Postman offers a variety of ways to design and develop your APIs. Use Postman Collections to add properties to your HTTP requests that define parameters, headers, and bodies. You can define your API's structure with Spec Hub in an API specification, and generate a collection from the specification to share with your consumers. Use the API Builder to define your API's structure in an API definition, linking Postman elements that help you design and test your API. You can also create a mock server that simulates your API's requests and responses before it's production ready.
Types in collections is available with Postman Professional and Enterprise plans.
With types in collections, you can design and test your APIs with the Postman Collection format. Define properties, such as type and possible values, for your request parameters, headers, and bodies in an HTTP collection. Postman then validates your requests using the defined properties and identifies possible issues. Properties appear in the collection's documentation.
Share collections with types turned on to help your team and API consumers send valid API requests, so they get successful responses instead of errors.
You can generate an OpenAPI 3.0 specification from an HTTP collection. Postman automatically creates a specification with paths, components, and more based on the collection. You can keep the specification in sync with your latest changes to the collection.
Learn more at Design your APIs with Postman Collections.
Spec Hub is available with Postman Enterprise plans.
With Spec Hub, you can design your API's structure in an OpenAPI 3.0 or AsyncAPI 2.0 specification. Postman identifies syntax errors as you edit your API specification.

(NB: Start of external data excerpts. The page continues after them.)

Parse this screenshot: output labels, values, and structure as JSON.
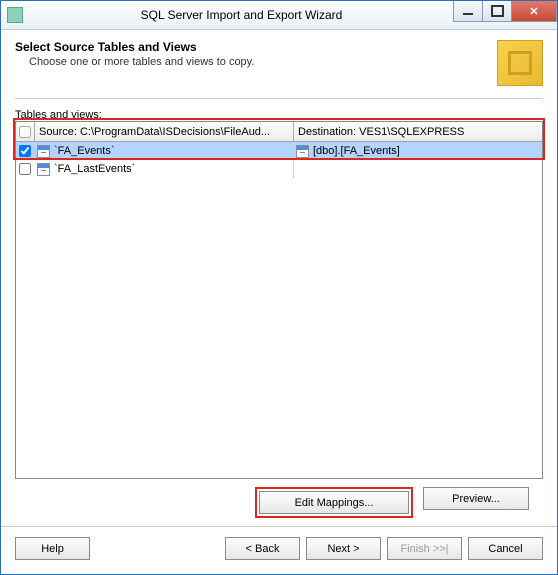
{
  "window": {
    "title": "SQL Server Import and Export Wizard"
  },
  "header": {
    "title": "Select Source Tables and Views",
    "subtitle": "Choose one or more tables and views to copy."
  },
  "tables_label_pre": "T",
  "tables_label_char": "a",
  "tables_label_post": "bles and views:",
  "columns": {
    "source": "Source: C:\\ProgramData\\ISDecisions\\FileAud...",
    "destination": "Destination: VES1\\SQLEXPRESS"
  },
  "rows": [
    {
      "checked": true,
      "selected": true,
      "source": "`FA_Events`",
      "dest": "[dbo].[FA_Events]"
    },
    {
      "checked": false,
      "selected": false,
      "source": "`FA_LastEvents`",
      "dest": ""
    }
  ],
  "buttons": {
    "edit_mappings": "Edit Mappings...",
    "preview": "Preview...",
    "help": "Help",
    "back": "< Back",
    "next": "Next >",
    "finish": "Finish >>|",
    "cancel": "Cancel"
  }
}
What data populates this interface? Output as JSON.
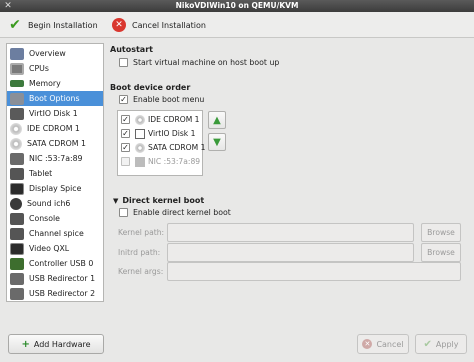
{
  "window": {
    "title": "NikoVDIWin10 on QEMU/KVM"
  },
  "toolbar": {
    "begin_label": "Begin Installation",
    "cancel_label": "Cancel Installation"
  },
  "sidebar": {
    "items": [
      {
        "label": "Overview",
        "icon": "overview-icon"
      },
      {
        "label": "CPUs",
        "icon": "cpu-icon"
      },
      {
        "label": "Memory",
        "icon": "memory-icon"
      },
      {
        "label": "Boot Options",
        "icon": "boot-options-icon",
        "selected": true
      },
      {
        "label": "VirtIO Disk 1",
        "icon": "disk-icon"
      },
      {
        "label": "IDE CDROM 1",
        "icon": "cdrom-icon"
      },
      {
        "label": "SATA CDROM 1",
        "icon": "cdrom-icon"
      },
      {
        "label": "NIC :53:7a:89",
        "icon": "nic-icon"
      },
      {
        "label": "Tablet",
        "icon": "tablet-icon"
      },
      {
        "label": "Display Spice",
        "icon": "display-icon"
      },
      {
        "label": "Sound ich6",
        "icon": "sound-icon"
      },
      {
        "label": "Console",
        "icon": "console-icon"
      },
      {
        "label": "Channel spice",
        "icon": "channel-icon"
      },
      {
        "label": "Video QXL",
        "icon": "video-icon"
      },
      {
        "label": "Controller USB 0",
        "icon": "controller-icon"
      },
      {
        "label": "USB Redirector 1",
        "icon": "usb-redirector-icon"
      },
      {
        "label": "USB Redirector 2",
        "icon": "usb-redirector-icon"
      }
    ],
    "add_hardware_label": "Add Hardware"
  },
  "autostart": {
    "heading": "Autostart",
    "option_label": "Start virtual machine on host boot up",
    "checked": false
  },
  "boot": {
    "heading": "Boot device order",
    "enable_menu_label": "Enable boot menu",
    "enable_menu_checked": true,
    "devices": [
      {
        "label": "IDE CDROM 1",
        "checked": true,
        "enabled": true
      },
      {
        "label": "VirtIO Disk 1",
        "checked": true,
        "enabled": true
      },
      {
        "label": "SATA CDROM 1",
        "checked": true,
        "enabled": true
      },
      {
        "label": "NIC :53:7a:89",
        "checked": false,
        "enabled": false
      }
    ]
  },
  "direct_kernel": {
    "heading": "Direct kernel boot",
    "enable_label": "Enable direct kernel boot",
    "enabled": false,
    "kernel_path_label": "Kernel path:",
    "initrd_path_label": "Initrd path:",
    "kernel_args_label": "Kernel args:",
    "browse_label": "Browse"
  },
  "buttons": {
    "cancel_label": "Cancel",
    "apply_label": "Apply"
  },
  "colors": {
    "selection": "#4a90d9",
    "titlebar": "#3c3c3c",
    "cancel_icon": "#d9372f",
    "begin_icon": "#3a9a1e"
  }
}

You can also view a live preview of the documentation that's generated from the API specification in the right sidebar.
You can generate an HTTP collection from an API specification, turning on types for the collection. Postman automatically creates a collection with folders, requests, and response examples based on the specification. If the collection was generated from an OpenAPI 3.0 specification, you can keep the collection in sync with your latest changes to the specification.
Learn more at Design API specifications in Postman.
You can use the API Builder to design your API's structure in an API definition. Build out your API by connecting various Postman elements, such as collections, documentation, and tests. Postman validates requests in linked collections using your API definition. Postman also identifies syntax errors as you edit your API definition. You can also use Git-based version control for developing and managing changes to your API, such as GitHub, GitLab, Bitbucket, or Azure DevOps.
Integrate Postman with an API gateway to track your API deployment status and history, such as Amazon API Gateway, Apigee X, and Azure API Management. You can also integrate your API with observability tools to view application performance management (APM) metrics from New Relic or Datadog inside Postman.
Learn more at Develop APIs with the API Builder in Postman.
Use a mock server to simulate your API's endpoints without having to configure a real API server. Make calls to the mock server that return responses to test your API or test new functionality before it's production ready. By default, mock servers return status responses defined in saved examples, but you can also configure a mock server to generate dynamic responses.